Son toit de chaume à pente raide, dont les poutres extrêmes se prolongent et se croisent dans l’air, son balcon circulaire à peine exhaussé de deux marches, ses portes à tourillons dénotent l’architecture de la hutte primitive. Sa cour, tapissée de cailloux polis par la mer et les torrens, ressemble à une grève desséchée. De son enclos en bois de cryptoméria on dirait la palissade d’un corral. Sa porte d’entrée que nul ne franchit est tendue d’un voile diaphane et blanc qui ne cache rien, si ce n’est l’invisible.
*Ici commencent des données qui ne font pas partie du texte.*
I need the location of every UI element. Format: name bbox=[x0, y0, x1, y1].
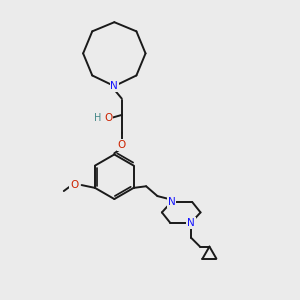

Point de décoration ; aucune image. Le miroir, les gohei, ces caducées aux bandelettes de papier, les reliques du temple, soies précieuses, ornemens de sellerie pour les chevaux sacrés, sont enfermés dans l’humble dépendance des trésoreries et n’en sont tirés qu’aux fêtes solennelles. Et cette simplicité déconcertante et périssable a je ne sais quoi de divin. De tous les temples que j’ai visités en Extrême-Orient, seul, le temple shintoïste m’a produit, à moi profane, une émotion religieuse. Il peut dénoncer l’indigence native des Japonais, mais je perçois dans leur âme une étincelle mystérieuse qui combine les élémens les plus simples pour en faire quelque chose d’exquis. Avec des planches à peine équarries, des pierres ramassées au lit d’un torrent, de la paille, des poutres, un rideau et la magie de la nature, ils vous donnent l’impression qu’un dieu est là.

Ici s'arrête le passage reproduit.